Three national surveys asked parents and guardians about their perception of librarians' trustworthiness as professionals and curators of a library collection and their attitudes toward books and book bans. ​

"Top-level findings from the Parents Perception Report are:

  • 85% of respondents say they trust librarians.
  • 58% of parents think public librarians should be primarily responsible for what books are selected for the public library as opposed to elected officials, library boards, or parent groups.
  • 92% of respondents say libraries are safe spaces for their children.
  • 75% of respondents do not believe their libraries are experiencing book bans.
  • 67% of respondents feel that book bans infringe on their rights to make decisions for their children.
  • 75% of respondents report that neither they nor their child have checked out a book from the library that they felt was inappropriate.
  • 63% of respondents agree or somewhat agree that “banning books is a waste of time” at the public library. 
  • 57% of respondents say banning books from the school library is an appropriate way to prevent children from learning about certain topics. 
  • 80% of respondents agree that "school libraries should have content rating systems.
  • 95% of respondents want to see a school library in their child’s school. 

The increase in book bans is a concerning trend threatening the democratic values of freedom of expression and access to information. The survey report should inform librarians about curating content and creating policies that align with community values and expectations, as well as inform policymakers and educators about making decisions that reflect the actual views of parents rather than those of special interest groups." (from Every Library Institute).  

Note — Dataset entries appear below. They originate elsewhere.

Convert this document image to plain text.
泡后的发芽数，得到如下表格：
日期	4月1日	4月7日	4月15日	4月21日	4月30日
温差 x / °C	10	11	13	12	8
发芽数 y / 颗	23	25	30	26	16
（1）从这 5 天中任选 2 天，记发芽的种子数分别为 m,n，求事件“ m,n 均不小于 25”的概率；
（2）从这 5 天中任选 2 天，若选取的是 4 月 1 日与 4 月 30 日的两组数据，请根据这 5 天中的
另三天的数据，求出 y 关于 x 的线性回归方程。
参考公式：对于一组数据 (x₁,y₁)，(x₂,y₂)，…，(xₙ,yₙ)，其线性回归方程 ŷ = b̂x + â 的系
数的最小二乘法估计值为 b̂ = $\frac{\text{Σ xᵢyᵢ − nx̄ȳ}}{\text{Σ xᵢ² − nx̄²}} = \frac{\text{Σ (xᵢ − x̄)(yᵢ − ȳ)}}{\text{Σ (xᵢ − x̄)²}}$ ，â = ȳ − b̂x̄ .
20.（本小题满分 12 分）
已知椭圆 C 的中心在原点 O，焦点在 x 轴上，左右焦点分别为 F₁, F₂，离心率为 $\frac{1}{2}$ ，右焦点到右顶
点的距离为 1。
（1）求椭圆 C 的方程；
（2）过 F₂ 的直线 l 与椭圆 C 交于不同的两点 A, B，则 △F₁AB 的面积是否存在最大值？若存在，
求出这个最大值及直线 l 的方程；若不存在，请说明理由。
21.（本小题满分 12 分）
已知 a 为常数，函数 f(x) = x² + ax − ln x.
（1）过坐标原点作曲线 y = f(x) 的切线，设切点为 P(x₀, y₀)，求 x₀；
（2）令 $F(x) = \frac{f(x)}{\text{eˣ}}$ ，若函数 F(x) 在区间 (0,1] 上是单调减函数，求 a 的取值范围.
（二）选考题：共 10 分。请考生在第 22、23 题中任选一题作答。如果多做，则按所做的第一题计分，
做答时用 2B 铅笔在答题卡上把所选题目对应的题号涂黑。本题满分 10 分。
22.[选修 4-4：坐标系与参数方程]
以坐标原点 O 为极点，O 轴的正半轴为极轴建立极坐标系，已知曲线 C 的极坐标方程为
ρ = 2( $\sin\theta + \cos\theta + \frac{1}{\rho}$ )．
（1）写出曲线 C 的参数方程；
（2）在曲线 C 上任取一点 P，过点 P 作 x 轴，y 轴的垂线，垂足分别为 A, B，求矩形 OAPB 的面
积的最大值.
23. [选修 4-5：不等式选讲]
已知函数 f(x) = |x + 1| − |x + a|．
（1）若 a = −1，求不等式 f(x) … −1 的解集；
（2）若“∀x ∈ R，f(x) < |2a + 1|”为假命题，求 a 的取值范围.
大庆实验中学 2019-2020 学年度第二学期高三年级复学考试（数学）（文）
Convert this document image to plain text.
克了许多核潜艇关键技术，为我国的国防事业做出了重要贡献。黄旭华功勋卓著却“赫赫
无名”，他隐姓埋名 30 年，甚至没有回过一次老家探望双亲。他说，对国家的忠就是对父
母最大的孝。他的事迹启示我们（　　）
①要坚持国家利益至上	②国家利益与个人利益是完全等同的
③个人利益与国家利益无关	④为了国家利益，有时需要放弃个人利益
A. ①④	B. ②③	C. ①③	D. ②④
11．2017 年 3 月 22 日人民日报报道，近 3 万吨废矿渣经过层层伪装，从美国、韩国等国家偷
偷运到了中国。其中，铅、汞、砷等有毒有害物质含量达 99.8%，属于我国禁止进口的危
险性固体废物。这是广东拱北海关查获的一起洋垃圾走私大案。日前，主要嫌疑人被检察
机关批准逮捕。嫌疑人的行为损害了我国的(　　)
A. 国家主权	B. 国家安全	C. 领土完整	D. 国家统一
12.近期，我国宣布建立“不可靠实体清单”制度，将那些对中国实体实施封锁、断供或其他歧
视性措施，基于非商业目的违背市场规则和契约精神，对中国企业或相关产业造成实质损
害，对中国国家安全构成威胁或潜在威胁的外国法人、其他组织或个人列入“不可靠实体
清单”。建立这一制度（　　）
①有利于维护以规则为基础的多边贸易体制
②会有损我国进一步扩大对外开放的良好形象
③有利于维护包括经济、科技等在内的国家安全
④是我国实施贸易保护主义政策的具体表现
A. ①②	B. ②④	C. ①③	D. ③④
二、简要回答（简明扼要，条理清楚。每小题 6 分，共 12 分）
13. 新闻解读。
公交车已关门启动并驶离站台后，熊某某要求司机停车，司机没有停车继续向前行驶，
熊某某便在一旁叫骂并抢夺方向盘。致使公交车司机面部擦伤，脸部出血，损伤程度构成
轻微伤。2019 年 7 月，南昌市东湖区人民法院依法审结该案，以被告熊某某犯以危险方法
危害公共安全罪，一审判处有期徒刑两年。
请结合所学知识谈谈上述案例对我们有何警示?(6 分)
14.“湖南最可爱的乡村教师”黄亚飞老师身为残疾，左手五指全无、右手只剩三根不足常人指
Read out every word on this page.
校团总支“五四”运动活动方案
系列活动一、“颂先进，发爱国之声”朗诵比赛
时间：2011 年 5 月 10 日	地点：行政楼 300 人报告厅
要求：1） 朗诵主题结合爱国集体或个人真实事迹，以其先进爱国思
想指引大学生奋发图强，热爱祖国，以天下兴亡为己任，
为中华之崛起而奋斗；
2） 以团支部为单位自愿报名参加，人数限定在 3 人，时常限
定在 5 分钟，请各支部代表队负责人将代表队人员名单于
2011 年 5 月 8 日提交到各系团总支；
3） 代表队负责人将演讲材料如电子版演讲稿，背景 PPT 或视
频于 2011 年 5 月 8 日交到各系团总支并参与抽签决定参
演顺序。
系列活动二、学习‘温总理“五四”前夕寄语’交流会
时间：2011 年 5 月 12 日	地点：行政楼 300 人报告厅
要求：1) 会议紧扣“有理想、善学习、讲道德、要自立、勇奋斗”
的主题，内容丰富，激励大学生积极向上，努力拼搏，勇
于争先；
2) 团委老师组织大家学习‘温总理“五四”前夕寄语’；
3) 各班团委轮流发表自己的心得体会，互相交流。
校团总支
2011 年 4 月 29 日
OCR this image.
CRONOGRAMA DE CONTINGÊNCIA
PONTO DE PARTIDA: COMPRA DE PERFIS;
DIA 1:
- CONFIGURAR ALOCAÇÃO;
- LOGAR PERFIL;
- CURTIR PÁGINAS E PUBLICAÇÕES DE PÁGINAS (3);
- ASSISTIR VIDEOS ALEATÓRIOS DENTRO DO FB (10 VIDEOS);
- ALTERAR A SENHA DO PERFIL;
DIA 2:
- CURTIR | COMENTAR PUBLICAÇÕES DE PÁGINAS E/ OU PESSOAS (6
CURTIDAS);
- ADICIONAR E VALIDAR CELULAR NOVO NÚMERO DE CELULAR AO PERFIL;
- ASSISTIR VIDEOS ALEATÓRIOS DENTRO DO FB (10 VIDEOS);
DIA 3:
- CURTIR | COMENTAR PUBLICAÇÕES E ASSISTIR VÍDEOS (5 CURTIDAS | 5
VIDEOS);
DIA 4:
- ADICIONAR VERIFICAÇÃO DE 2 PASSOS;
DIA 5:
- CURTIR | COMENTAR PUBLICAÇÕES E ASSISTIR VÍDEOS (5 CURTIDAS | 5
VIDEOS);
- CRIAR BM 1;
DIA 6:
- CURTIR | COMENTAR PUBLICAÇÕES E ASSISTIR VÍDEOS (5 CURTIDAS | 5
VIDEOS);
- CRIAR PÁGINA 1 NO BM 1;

McGehee, M., & Chrastka, J.(2023). Parents' perception survey series final report. Every Library Institute.

Tuesday, January 16, 2024

Early digital reading and reading stamina research

Early frequent reading online can negatively impact reading stamina. Recognizing letters and matching them to their associated sounds is a vital part of learning to read. Being read to and reading practice results in automacity between 5 and 7 years old. when this combination skills is delayed, it makes it harder to read, which impacts reading stamina. Early exposure to digital text can be overstimulating and can lead to more passivity and distraction, which impedes focus. Even when presented as a host of “learning activities,” electronic devices do not benefit toddlers cognitively, she said. “The screens move too fast for them. At that age, children need an adult to sit beside them to mediate the information, to communicate the information.”

Horowitz-Kraus T, Rosch K, Fotang J, Mostofsky SH, Schlaggar BL, Pekar J, Taran N, Farah R. Fluent contextual reading is associated with greater synchronization of the visual and auditory networks, fluent reading and better speed of processing in children with dyslexia. Cortex. 2023 Nov;168:62-75. doi: 10.1016/j.cortex.2023.07.007. Epub 2023 Aug 17. PMID: 37660660.